Do imigrante e do emigrante
Do imigrante e do emigrante
Do imigrante e do emigrante

Stefan Bogdan Barenboim Salej*

 

As cenas dos meus conterrâneos brasileiros sendo deportados dos Estados Unidos chegando a Belo Horizonte, no aeroporto Tancredo Neves, líder da redemocratização brasileira que incluia ampla campanha pelos direitos humanos, são chocantes. Mais, doem no coração. A mim, especialmente, porque quando tinha cinco anos de idade estávamos fugindo da Iugoslávia socialista e fomos presos, numa tentativa de passar a fronteira ilegalmente. Jamais posso esquecer depois o que passei a infância, na guerra com pai em campo de concentração e, em seguida, com ele toda noite sumindo porque tinha que se apresentar na polícia política para interrogatórios, como foi a nossa prisão. Separaram a minha mãe de minha irmã com um ano e pouco e eu. Choramos, choro que ficou na garganta até hoje. Minha mãe foi condenada a sete anos de prisão, minha irmã Ana e eu sumimos. Isso mesmo, até hoje não sabemos, não há registros onde estivemos por um ano, até sermos resgatados por parentes. Eu só me lembro que tinha sido obrigado a cantar canções socialistas e por inumeras vezes, provavelmente de castigo, dormia em casa com um cão pastor alemão, que me guardava latindo tempo todo. Meu pai, felizmente conseguiu fugir antes e veio para Brasil

 

Quando tinha dezesseis anos, minha irmã 12, viemos para Belo Horizonte onde estava meu pai.Viramos emigrantes com uma mala amarrada com barbante e muita vontade de viver. Virei imigrante. Carteira modelo 19, por muitos anos contei com muita solidariedade e ajuda. Dos conterrâneos e dos amigos mineiros e brasileiros. Mas, mesmo assim, jamais deixei de lutar para que o país onde nasci – a Eslovênia, se tornasse um país democrático e as pessoas pudessem escolher livre seu destino. Mas, no dia que isso lá aconteceu, eu estava todo sorridente numa reunião na Associação Comercial de Minas, entidade onde iniciei minhas atividades associativas, quando então o presidente Hiram me perguntou porque tanta alegria já que, em geral, eu era uma pessoa taciturna e considerada chata. Expliquei-lhe, e ele me disse, aproveite já que é assim e volte para sua terra.

 

Foi a única vez que nesta terra fui lembrado de ser imigrante. Por isso dói tanto ver as pessoas que de fato burlam a lei de outro país, voltam nas condições que estão voltando.

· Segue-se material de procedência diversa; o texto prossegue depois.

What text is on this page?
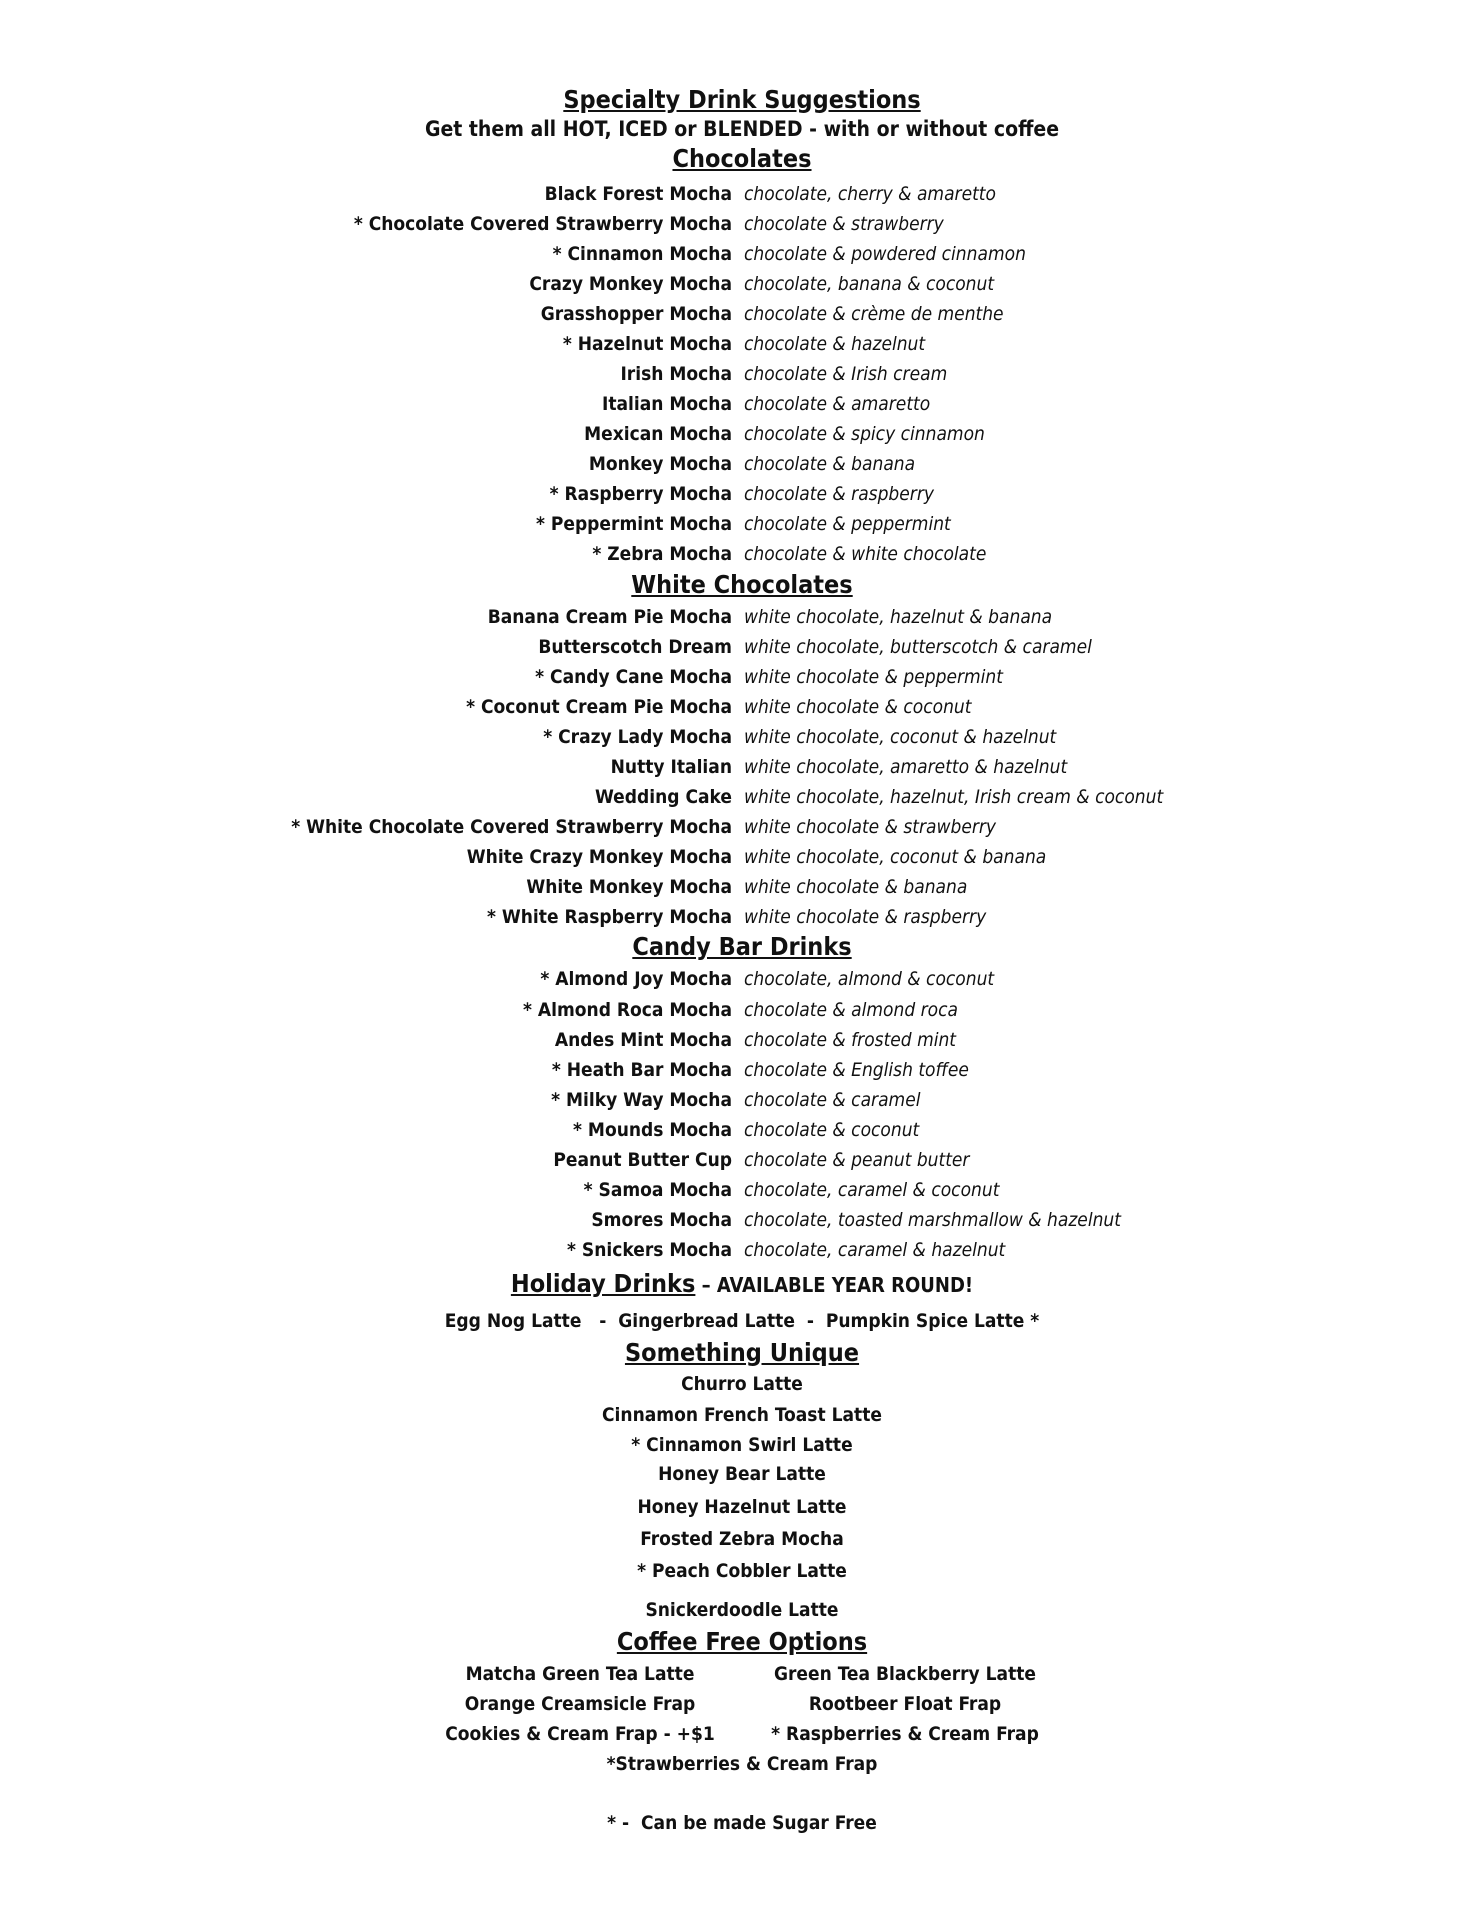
Specialty Drink Suggestions
Get them all HOT, ICED or BLENDED - with or without coffee
Chocolates
Black Forest Mocha chocolate, cherry & amaretto
* Chocolate Covered Strawberry Mocha chocolate & strawberry
* Cinnamon Mocha chocolate & powdered cinnamon
Crazy Monkey Mocha chocolate, banana & coconut
Grasshopper Mocha chocolate & crème de menthe
* Hazelnut Mocha chocolate & hazelnut
Irish Mocha chocolate & Irish cream
Italian Mocha chocolate & amaretto
Mexican Mocha chocolate & spicy cinnamon
Monkey Mocha chocolate & banana
* Raspberry Mocha chocolate & raspberry
* Peppermint Mocha chocolate & peppermint
* Zebra Mocha chocolate & white chocolate
White Chocolates
Banana Cream Pie Mocha white chocolate, hazelnut & banana
Butterscotch Dream white chocolate, butterscotch & caramel
* Candy Cane Mocha white chocolate & peppermint
* Coconut Cream Pie Mocha white chocolate & coconut
* Crazy Lady Mocha white chocolate, coconut & hazelnut
Nutty Italian white chocolate, amaretto & hazelnut
Wedding Cake white chocolate, hazelnut, Irish cream & coconut
* White Chocolate Covered Strawberry Mocha white chocolate & strawberry
White Crazy Monkey Mocha white chocolate, coconut & banana
White Monkey Mocha white chocolate & banana
* White Raspberry Mocha white chocolate & raspberry
Candy Bar Drinks
* Almond Joy Mocha chocolate, almond & coconut
* Almond Roca Mocha chocolate & almond roca
Andes Mint Mocha chocolate & frosted mint
* Heath Bar Mocha chocolate & English toffee
* Milky Way Mocha chocolate & caramel
* Mounds Mocha chocolate & coconut
Peanut Butter Cup chocolate & peanut butter
* Samoa Mocha chocolate, caramel & coconut
Smores Mocha chocolate, toasted marshmallow & hazelnut
* Snickers Mocha chocolate, caramel & hazelnut
Holiday Drinks – AVAILABLE YEAR ROUND!
Egg Nog Latte   -  Gingerbread Latte  -  Pumpkin Spice Latte *
Something Unique
Churro Latte
Cinnamon French Toast Latte
* Cinnamon Swirl Latte
Honey Bear Latte
Honey Hazelnut Latte
Frosted Zebra Mocha
* Peach Cobbler Latte
Snickerdoodle Latte
Coffee Free Options
Matcha Green Tea Latte	Green Tea Blackberry Latte
Orange Creamsicle Frap	Rootbeer Float Frap
Cookies & Cream Frap - +$1	* Raspberries & Cream Frap
*Strawberries & Cream Frap
* -  Can be made Sugar Free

Quando em 2008 fui Embaixador Enviado Especial da Eslovénia para América Latina e presidi as Relações do Conselho da União Europeia para América Latina é que tive de lidar com a brutalidade espanhola na rejeição de emigrantes brasileiros chegando no Aeroporto de Barajas. Aprontei um escândalo digno do meu nome dizendo aos espanhóis, entre outras coisa,s de que devem lembrar quantas vezes tiveram as portas abertas na história no Brasil. E consegui que fosse aprovada uma declaração da UE e América Latina sobre emigração que, até hoje, rege as relações no assunto entre as duas partes.

 

Hoje há mais de 4 milhões de brasileiros, 2% de nossa população que emigrou. Se de um lado condenamos a maneira que nossos irmãos são expulsos dos Estados Unidos, temos também de questionar porque as pessoas estão fugindo e arriscando a vida nas mãos de coyotes, que são bandidos de pior espécie, do Brasil. Em todos os anos que exercia funções nas entidades empresariais, nunca vi o governo de Minas combater as raizes desta emigração. Nunca nenhum governador de Minas sequer visitava as comunidades brasileiras no exterior. Iam a Washington para dançar com banqueiros e não eram capazes de ir a Boston visitar nossos valadarenses. O mesmo vale para prefeitos de Governador Valadares – cidade que vive de dinheiro vindo de emigrantes.Só um prefeito visitou a comunidade lá e, mesmo assim, com passagem paga pela Fiemg.

 

Não são os gringos que tratam mal nossos patricios. Somos nós mesmos, com honrosa exceção do Serviço Consular do Itamaraty, que é tratamento a posteriori e não chega às raízes e causas do fenômeno. Aliás, como Minas trata essa chaga da nossa sociedade, é significativo que o melhor trabalho acadêmico sobre emigrantes mineiros fosse feito em Santa Catarina e pelo que sei, até hoje, não existe um centro de estudos sobre emigração em Minas. E, neste capítulo, é interessante observar que tão zelosas forças policiais do estado não conseguem desmontar esses esquemas criminosos. E políticos protestam contra Estados Unidos, o que é certo, mas não fazem nada nem para diminuir a criminalidade nem para dar criar condições para que as pessoas tenham uma vida melhor e se ficam. Aliás, este governo liberal que temos no Estado parece até achar graça que as pessoas que estão sofrendo neste processo estão sendo castigadas tão cruelmente.

 

É uma tristeza ver estes voos e as pessoas sofrendo. Mas, mais triste ainda, é pensar que o país que me acolheu e acolheu tantas milhares de pessoas, quem não é de uma família cujas raizes não são de imigrantes, um país e um povo tão acolhedor, não consegue criar condições para a vida melhor dos seus cidadoes. Isso, sim, é que dá vontade de chorar.

 

*Empresário, ex-Presidente da FIEMG – Federação das Indústrias de Minas Gerais.